Published October 13, 2003, in The The Union Leader (Manchester NH)

Project ChildSafe; Another wasteful federal program

TRIGGER LOCKS can save lives. So can the guns on which those locks are placed. In fact, guns save many, many more lives than gun locks save. Yet the federal government is spending $50 million to distribute "free" gun locks to Americans. Perhaps a better plan would be to distribute free guns.

Dr. John Lott noted in his book "The Bias Against Guns" that in 1999 there were a total of 824 accidental deaths by shooting in the United States. Only 16 of those cases involved a child under the age of 15 being shot with a handgun. Children are more likely to be saved by a gun than accidentally killed by one. There are around 2 million defensive uses of handguns a year in the United States.

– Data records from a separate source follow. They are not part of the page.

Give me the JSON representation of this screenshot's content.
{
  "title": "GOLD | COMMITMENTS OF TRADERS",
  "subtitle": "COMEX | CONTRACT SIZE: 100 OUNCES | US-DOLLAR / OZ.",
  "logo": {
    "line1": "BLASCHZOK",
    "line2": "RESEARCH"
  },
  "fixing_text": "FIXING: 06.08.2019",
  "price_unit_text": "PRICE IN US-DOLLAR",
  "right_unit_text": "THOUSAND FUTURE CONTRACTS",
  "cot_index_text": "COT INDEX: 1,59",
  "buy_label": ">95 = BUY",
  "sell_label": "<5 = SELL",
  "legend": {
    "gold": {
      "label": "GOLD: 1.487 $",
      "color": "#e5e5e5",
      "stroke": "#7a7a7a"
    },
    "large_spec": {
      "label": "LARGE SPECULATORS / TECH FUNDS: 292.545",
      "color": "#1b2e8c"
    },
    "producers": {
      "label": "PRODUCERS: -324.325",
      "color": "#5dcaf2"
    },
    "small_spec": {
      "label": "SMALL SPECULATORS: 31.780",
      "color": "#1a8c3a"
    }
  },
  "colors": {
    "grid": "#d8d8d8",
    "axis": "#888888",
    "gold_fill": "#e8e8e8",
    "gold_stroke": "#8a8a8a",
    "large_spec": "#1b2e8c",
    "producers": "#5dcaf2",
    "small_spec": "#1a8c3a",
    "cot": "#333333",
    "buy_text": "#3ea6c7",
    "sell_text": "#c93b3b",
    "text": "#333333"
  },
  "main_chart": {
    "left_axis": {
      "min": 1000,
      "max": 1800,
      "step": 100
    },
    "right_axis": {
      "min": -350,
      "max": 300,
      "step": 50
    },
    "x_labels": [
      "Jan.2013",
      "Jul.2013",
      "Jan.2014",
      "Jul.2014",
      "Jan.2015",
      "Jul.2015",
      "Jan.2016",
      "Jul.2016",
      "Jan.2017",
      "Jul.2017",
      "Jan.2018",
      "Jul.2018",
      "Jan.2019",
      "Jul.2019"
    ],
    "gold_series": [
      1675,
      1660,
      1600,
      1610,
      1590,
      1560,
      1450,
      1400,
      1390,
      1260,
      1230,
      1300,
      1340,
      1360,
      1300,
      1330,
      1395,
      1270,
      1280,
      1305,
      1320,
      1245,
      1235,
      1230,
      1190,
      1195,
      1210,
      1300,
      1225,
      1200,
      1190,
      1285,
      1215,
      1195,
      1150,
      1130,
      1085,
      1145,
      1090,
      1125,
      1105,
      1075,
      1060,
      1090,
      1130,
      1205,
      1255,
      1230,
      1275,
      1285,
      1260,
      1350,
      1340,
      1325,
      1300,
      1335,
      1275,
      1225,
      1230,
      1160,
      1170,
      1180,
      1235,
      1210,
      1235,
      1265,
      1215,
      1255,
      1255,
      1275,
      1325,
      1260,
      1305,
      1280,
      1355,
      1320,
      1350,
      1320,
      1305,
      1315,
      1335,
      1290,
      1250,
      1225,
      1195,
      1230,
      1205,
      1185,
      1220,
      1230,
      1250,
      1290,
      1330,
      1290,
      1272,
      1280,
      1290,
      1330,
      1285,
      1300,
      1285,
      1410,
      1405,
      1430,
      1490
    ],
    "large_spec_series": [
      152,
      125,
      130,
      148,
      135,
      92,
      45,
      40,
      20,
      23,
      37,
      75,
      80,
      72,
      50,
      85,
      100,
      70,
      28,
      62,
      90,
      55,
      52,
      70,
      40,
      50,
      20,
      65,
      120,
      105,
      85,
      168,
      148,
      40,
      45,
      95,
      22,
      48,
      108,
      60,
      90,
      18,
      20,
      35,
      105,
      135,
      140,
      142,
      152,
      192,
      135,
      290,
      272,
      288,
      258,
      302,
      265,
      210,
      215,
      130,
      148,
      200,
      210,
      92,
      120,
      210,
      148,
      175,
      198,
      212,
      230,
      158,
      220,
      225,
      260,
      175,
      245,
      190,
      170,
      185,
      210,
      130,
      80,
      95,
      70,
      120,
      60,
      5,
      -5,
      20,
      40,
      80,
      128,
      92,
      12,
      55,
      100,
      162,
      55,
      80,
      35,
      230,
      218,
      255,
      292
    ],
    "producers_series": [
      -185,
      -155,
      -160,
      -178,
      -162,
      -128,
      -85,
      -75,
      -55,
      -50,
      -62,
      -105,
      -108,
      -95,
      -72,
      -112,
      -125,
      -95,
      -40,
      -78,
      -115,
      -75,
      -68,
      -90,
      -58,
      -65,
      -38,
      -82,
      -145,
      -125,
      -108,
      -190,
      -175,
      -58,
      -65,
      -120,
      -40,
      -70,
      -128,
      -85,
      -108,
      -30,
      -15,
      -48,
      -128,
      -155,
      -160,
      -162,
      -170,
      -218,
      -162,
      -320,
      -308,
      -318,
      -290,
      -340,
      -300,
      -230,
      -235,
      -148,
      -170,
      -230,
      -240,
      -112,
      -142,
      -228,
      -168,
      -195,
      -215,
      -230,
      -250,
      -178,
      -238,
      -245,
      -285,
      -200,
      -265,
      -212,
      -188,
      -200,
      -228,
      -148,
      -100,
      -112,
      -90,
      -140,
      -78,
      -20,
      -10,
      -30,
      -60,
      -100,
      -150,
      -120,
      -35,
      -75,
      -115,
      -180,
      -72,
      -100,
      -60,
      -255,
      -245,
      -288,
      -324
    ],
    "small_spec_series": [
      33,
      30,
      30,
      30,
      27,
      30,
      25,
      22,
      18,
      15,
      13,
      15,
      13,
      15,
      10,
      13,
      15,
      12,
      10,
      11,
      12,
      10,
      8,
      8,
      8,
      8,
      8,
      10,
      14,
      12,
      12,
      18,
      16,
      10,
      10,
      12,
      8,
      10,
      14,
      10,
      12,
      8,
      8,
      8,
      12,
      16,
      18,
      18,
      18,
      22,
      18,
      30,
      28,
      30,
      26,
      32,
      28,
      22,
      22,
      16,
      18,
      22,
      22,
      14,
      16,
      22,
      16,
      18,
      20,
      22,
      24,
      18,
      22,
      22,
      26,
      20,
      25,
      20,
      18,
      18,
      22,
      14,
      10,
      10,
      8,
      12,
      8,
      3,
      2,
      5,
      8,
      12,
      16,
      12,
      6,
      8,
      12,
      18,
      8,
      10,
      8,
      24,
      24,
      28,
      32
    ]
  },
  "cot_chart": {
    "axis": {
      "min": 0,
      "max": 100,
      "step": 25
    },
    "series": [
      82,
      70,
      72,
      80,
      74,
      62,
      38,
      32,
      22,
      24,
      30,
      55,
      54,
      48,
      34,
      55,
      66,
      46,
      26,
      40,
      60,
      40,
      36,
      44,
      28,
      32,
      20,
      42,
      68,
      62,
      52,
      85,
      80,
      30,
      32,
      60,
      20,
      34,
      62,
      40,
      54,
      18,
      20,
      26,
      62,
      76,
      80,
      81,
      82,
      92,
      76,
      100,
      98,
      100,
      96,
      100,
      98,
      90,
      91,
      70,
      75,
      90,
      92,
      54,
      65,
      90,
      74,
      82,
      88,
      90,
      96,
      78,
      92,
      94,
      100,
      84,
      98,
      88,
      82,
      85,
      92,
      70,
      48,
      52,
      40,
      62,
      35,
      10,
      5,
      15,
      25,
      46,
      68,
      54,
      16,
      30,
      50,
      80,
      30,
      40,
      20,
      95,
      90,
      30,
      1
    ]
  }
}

The General Accounting Office has concluded that gun locks are reliably effective only in protecting children under age seven. Dr. Lott has found "no impact of accidental gun deaths from safe storage laws," meaning laws requiring guns to be stored in inoperable ways. To the contrary, "safe storage laws are significantly related to higher murder, rape, robbery, and burglary rates."

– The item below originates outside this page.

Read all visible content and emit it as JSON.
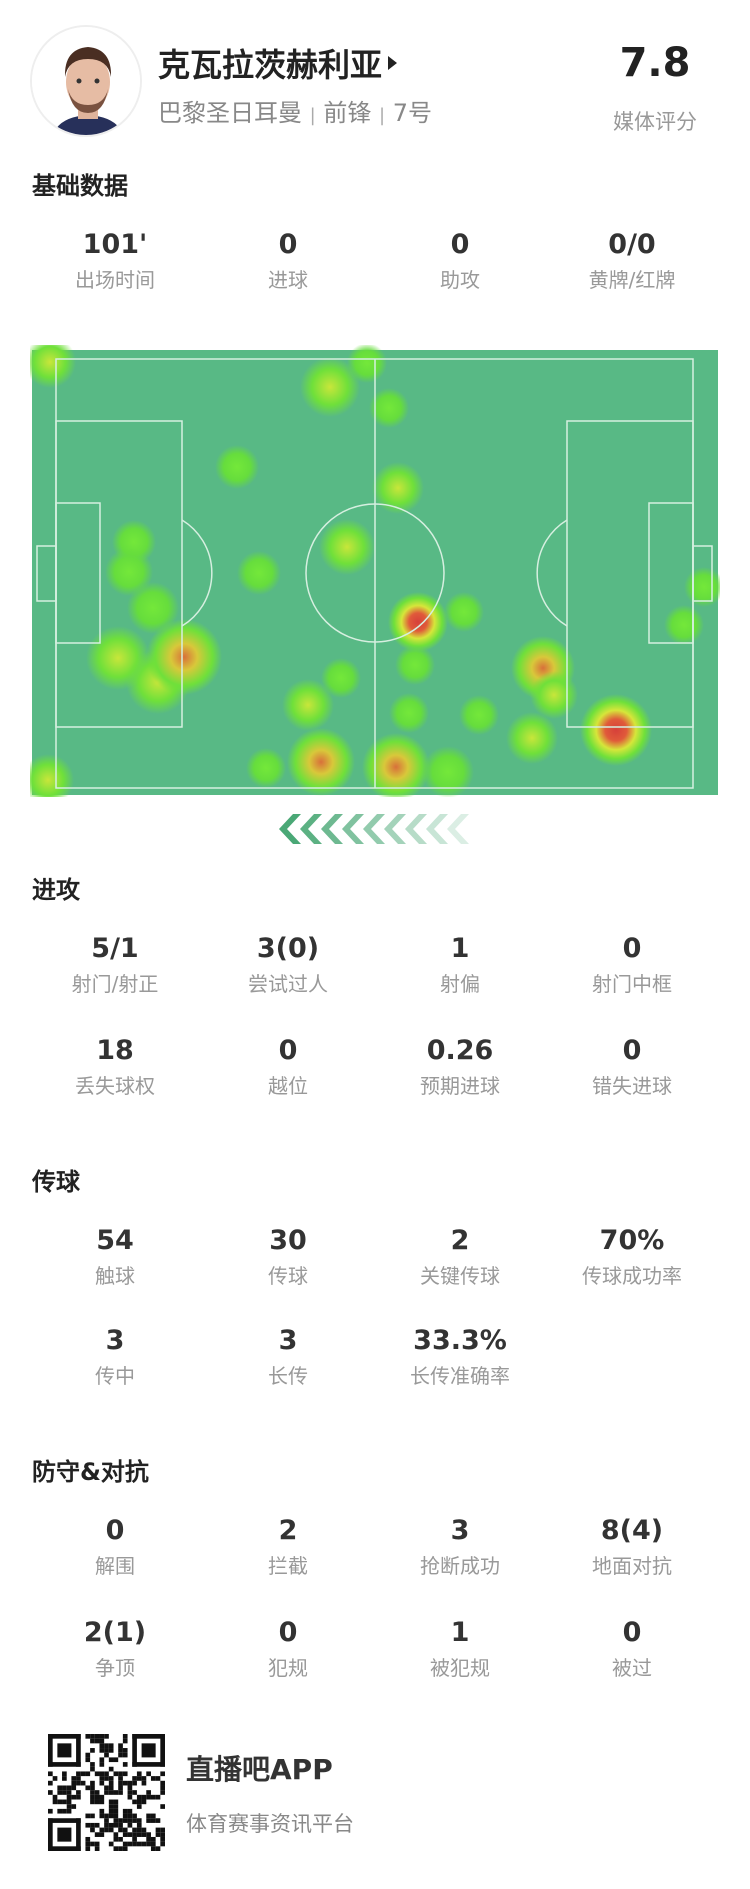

You may save a child's life by putting a trigger lock on your gun. But the chance is greater that the lock will cost a life rather than save one.

LOAD-DATE: October 14, 2003

Note: There was one minor point about this discussion. The handgun death number for children under age 15 does not include guns for which the type of gun was not identified. (They probably meant that: "Only 16 of those cases involved a child under the age of 15 who could be identified as being shot with a handgun . . . .") About half the type of accidental gun deaths involve a gun that is not identified in the death. In any case, the deaths, while tragic, are probably much rarer than most might think.